What is the Momentum Factor? Momentum is the phenomenon where winning securities continue to outperform whilst losers underperform. A 12 month time frame, excluding the most recent month, is typically used to isolate strong Momentum stocks.

Who are Fama/French? Eugene Fama and Kenneth French were professors at the University of Chicago Booth School of Business (where Fama remains). Fama is best known as the “father of the efficient markets hypothesis” as well as for his work on asset pricing models. In 2013, Fama shared the Nobel Memorial Prize in Economic Sciences.

Who is Clifford Asness?
A doctoral student of Fama, Asness had more of a practitioner mindset than Fama and founded the Goldman Sachs Global Alpha Fund, one of the first quantitative investment funds, before setting up AQR Capital Management in 1998.

Mixing Factors

Combining factors to harvest performance and control risks coming from different sources and directions offers opportunities to accrue additional benefits from diversification (4). Factors perform differently in different time periods and market regimes. For example, Momentum typically has a negative correlation to Value and behaves in an opposite manner.

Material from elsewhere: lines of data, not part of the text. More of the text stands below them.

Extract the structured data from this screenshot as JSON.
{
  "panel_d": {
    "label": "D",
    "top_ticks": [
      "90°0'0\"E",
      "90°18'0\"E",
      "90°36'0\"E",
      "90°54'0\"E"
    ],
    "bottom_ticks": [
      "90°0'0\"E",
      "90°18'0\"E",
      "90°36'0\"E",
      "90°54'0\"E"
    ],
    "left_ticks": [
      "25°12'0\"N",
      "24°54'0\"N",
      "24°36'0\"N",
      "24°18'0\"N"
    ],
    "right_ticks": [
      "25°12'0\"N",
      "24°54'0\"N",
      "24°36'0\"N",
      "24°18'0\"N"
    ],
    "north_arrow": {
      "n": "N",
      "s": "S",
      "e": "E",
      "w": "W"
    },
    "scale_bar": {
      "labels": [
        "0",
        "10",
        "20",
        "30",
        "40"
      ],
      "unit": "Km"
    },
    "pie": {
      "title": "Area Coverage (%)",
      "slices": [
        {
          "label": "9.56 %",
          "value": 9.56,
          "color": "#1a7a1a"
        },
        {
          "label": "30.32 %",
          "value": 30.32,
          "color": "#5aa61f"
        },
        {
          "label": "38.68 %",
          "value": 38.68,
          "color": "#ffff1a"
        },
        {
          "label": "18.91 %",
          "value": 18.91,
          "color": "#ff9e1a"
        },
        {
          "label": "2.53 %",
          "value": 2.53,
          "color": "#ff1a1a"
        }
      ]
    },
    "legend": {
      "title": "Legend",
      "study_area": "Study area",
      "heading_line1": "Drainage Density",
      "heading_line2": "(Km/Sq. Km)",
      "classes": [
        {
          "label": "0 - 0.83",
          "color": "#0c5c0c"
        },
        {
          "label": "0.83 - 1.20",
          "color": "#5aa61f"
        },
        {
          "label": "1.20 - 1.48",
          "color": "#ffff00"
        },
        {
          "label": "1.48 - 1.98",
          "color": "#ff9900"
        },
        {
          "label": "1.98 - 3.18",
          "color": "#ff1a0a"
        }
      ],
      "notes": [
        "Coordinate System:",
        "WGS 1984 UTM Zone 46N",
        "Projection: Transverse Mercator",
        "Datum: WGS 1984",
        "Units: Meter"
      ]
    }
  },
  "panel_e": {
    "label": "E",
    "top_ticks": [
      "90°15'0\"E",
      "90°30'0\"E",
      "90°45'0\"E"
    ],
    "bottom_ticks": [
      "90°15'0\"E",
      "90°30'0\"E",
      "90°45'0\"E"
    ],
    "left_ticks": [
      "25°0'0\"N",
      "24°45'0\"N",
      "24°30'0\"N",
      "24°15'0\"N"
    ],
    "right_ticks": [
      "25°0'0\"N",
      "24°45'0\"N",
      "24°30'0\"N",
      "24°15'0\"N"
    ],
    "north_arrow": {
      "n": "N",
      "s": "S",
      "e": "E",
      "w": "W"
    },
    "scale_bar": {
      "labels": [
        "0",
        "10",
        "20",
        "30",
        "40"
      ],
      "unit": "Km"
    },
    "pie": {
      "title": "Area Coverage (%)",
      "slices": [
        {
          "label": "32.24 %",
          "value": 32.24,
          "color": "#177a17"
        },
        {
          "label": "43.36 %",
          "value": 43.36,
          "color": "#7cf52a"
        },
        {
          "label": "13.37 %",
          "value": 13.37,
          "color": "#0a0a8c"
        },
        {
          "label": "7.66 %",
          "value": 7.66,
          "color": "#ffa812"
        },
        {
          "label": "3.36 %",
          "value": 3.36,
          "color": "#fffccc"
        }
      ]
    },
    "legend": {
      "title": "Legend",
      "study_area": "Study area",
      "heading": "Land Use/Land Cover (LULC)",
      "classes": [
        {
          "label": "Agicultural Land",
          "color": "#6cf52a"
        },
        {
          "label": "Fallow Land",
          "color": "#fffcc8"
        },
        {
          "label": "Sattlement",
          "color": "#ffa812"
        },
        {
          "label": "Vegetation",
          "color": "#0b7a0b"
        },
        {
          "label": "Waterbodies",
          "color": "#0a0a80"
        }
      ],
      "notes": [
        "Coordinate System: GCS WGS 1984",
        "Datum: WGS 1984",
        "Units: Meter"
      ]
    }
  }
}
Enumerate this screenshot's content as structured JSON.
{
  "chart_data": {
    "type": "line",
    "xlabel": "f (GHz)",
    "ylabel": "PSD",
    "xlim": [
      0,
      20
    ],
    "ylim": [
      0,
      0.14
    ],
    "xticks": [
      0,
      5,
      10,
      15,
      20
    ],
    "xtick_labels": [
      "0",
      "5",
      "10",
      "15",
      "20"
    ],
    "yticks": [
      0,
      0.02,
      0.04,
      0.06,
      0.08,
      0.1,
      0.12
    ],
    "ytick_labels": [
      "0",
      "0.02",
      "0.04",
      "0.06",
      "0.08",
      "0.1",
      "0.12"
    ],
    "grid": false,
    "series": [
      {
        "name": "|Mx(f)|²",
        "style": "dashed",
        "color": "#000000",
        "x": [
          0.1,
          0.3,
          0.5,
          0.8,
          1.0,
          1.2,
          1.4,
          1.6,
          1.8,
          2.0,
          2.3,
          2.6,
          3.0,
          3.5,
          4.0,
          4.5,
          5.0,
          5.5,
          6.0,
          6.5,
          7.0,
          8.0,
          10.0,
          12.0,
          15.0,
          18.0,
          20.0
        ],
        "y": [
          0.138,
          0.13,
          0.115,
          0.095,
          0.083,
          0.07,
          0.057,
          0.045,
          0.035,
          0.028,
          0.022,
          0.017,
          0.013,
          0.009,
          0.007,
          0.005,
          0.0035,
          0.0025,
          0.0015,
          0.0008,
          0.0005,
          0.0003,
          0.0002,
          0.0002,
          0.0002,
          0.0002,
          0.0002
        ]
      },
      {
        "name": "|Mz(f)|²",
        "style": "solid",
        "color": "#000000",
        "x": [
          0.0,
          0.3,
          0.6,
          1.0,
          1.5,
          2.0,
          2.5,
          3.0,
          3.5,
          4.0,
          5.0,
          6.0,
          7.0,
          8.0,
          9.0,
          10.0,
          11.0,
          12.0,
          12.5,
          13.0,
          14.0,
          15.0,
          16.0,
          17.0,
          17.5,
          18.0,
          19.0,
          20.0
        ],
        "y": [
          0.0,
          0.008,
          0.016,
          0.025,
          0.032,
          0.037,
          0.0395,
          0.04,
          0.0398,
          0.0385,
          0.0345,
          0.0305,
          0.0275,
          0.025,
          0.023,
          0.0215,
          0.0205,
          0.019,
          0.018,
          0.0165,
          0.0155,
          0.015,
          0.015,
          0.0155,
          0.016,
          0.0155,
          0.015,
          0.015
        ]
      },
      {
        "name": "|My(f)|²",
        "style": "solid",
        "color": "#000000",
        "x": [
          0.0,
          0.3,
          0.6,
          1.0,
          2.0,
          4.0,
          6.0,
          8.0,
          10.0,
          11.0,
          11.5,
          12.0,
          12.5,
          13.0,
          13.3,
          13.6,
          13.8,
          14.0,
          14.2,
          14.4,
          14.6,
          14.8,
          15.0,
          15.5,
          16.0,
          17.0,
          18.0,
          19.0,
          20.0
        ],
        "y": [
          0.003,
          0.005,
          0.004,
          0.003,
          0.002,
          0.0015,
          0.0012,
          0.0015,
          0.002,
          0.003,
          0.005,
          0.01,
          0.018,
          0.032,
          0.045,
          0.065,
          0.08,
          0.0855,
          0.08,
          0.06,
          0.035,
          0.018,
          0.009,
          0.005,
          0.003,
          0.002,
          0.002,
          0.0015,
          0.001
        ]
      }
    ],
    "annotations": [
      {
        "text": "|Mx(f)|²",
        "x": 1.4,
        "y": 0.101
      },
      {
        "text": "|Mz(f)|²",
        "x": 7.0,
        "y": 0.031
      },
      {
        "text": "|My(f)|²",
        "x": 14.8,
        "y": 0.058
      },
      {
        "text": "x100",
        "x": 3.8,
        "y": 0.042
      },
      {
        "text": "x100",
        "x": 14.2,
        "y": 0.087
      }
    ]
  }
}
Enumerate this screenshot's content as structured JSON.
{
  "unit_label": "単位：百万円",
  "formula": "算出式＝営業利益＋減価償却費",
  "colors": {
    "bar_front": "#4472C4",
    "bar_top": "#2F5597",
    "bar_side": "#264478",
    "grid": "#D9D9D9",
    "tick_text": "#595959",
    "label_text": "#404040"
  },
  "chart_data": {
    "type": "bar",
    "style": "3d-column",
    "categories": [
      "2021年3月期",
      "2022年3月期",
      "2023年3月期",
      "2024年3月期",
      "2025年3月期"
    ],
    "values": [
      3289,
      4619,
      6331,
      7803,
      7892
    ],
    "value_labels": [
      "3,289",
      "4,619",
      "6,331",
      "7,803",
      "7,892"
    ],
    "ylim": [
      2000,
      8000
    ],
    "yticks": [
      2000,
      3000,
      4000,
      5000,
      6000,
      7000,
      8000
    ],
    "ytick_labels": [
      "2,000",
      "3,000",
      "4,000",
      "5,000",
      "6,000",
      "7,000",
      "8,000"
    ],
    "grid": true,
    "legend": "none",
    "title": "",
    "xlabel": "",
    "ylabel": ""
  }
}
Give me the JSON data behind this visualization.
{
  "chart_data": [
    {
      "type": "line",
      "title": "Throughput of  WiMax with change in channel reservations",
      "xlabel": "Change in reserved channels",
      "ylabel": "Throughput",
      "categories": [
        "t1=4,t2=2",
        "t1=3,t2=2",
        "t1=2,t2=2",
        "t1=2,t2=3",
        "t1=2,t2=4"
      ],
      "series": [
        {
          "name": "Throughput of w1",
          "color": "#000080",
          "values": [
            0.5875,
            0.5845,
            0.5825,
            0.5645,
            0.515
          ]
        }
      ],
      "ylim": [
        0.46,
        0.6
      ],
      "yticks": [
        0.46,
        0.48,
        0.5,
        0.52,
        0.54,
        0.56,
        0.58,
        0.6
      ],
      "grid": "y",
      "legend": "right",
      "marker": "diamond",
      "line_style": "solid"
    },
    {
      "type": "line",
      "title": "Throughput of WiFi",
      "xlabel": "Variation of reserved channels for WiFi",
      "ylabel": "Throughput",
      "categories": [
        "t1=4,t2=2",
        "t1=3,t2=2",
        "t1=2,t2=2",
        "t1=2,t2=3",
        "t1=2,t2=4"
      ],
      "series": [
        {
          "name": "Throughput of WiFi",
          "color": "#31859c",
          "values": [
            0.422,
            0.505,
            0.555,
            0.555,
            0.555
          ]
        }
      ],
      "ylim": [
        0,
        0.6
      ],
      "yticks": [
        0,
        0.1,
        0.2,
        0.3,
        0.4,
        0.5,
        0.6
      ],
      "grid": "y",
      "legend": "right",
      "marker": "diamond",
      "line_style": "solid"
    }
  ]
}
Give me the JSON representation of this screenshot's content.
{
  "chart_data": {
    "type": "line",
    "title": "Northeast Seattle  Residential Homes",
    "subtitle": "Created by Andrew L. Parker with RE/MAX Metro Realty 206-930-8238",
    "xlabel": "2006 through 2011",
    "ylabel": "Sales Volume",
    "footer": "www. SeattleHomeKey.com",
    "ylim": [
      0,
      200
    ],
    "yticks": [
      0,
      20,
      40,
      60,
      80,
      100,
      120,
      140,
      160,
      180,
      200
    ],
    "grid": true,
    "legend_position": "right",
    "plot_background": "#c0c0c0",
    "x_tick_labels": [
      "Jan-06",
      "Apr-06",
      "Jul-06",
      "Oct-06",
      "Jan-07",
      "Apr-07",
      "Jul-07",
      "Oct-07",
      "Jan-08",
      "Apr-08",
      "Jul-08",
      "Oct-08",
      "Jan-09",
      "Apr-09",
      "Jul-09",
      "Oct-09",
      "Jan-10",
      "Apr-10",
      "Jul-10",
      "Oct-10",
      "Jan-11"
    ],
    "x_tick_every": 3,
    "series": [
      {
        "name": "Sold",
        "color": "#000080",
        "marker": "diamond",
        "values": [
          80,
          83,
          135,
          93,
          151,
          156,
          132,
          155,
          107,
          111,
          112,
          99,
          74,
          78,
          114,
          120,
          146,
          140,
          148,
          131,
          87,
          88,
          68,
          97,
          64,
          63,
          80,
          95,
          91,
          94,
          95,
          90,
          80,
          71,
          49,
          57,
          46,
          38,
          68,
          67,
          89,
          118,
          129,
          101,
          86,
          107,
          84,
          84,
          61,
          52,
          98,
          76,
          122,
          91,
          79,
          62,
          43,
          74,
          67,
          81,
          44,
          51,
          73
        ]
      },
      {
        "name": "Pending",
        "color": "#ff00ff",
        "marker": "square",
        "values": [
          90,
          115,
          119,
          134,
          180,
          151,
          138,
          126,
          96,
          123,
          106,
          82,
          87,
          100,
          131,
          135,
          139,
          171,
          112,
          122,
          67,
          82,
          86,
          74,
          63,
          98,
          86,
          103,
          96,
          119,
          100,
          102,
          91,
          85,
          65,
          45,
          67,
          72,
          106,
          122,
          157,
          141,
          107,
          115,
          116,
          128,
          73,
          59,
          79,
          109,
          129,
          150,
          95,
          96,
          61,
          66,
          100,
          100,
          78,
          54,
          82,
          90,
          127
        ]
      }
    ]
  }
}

Factor performance, popularity and even definitions tend to evolve over time. The Size premium went out of fashion around 2000 but staged a remarkable recovery to 2015. More recently the Value factor has experienced long periods of underperformance, although it also had long periods of outperformance up to the mid-1980s and around the turn of the century.

Factor definitions can also mushroom. For example, distortions in US GAAP book values meant that traditional book value was sometimes less useful as a Value metric than trailing earnings yields (the opposite of P/E). Several definitions of Value are now popular.


(1) Whilst the Fama French data is a regression-based exercise built around the Fama French three factor asset pricing model, AQR is a dynamically sorted index using market pricing data. For capital market returns we adjust Fama French’s market data to add back the risk free rate using the Ibbotson U.S. 30 Day Treasury Bill Total Returns.

(2) The Fama/French factors are constructed using six Value-weighted portfolios formed on Size and book-to-market. HML is the equal-weight average of the returns for two high Book to Market (B/M) portfolios for a region minus the average of the returns for two low B/M portfolios. Fama/French publish their research with monthly updates on the website of Dartmouth University. SMB (Small Minus Big) is the average return on three Small stock portfolios minus the average return on three Big stock portfolios.

(3) AQR’s investment universe is screened based on market capitalization, liquidity and other considerations. To form the indices, the stocks in the investment universe are ranked by their total return over the previous twelve months, excluding the last month. The top 33% of stocks with the highest rank are included, and weighted based on their market capitalization. The indices are re-balanced quarterly.

(4) Roger Clarke, Harindra de Silva & Steven Thorley, Risk Management and the Optimal Combination of Equity Market Factors, Financial Analysts Journal, 2020.